Das einzige was ich von der Spritze, die Jack mir verabreichte, spürte, war der starke Druck, als er die Kanüle runterdrückte und das Brennen, als das Betäubungsmittel durch meinen Hals und meinen Kopf rannte. Es ging schnell. Es war eine Tat von nicht mal drei Sekunden. Vor lauter Schreck öffnete ich noch kurz meine Augen, um zu sehen wer dort stand. Als ich dann sah, dass sich Jack vor meinem Bett befand, fing mein Herz an schneller zu pochen. Adrenalin schüttete sich aus und Angstschweiß bildete sich, doch bevor ich etwas sagen konnte, wurde alles um mich rum schwarz.
Diese Schwärze legte sich über mich, wie ein Schatten. Ich stand nun alleine in der Dunkelheit. Doch war es nicht nur Dunkelheit, in der ich mich da befand. Als ich meine Augen öffnete befand ich mich in einem kleineren Raum. Ich schwebte nur ein paar Zentimeter über dem Fußboden und atmete keuchen ein und aus.
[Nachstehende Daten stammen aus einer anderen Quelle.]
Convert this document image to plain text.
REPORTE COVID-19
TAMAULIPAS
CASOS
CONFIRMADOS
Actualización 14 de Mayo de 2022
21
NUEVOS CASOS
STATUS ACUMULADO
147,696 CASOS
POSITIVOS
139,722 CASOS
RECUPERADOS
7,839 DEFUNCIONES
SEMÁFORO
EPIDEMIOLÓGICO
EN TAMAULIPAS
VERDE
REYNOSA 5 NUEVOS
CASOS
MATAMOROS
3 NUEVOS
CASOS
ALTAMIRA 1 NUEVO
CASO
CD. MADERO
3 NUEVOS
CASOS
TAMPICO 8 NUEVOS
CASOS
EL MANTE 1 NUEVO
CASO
In dem Raum, befand sich ein kleines Fenster, welches mit dem schwachen Schein des Mondes das Zimmer flutete. Es stand leer. Bis auf einen kleinen Gegenstand...
Ein kleines Bett. Es stand in der hintersten Ecke des Raumes. Wo war ich und was war hier passiert? Plötzlich hörte ich eine Stimme. Es war Jacks  aufgeregte, belustigte Stimme. ,,Weißt du, warum ich das jetzt gleich mache?", flüsterte er. ,,Kannst du es dir nicht mal denken?"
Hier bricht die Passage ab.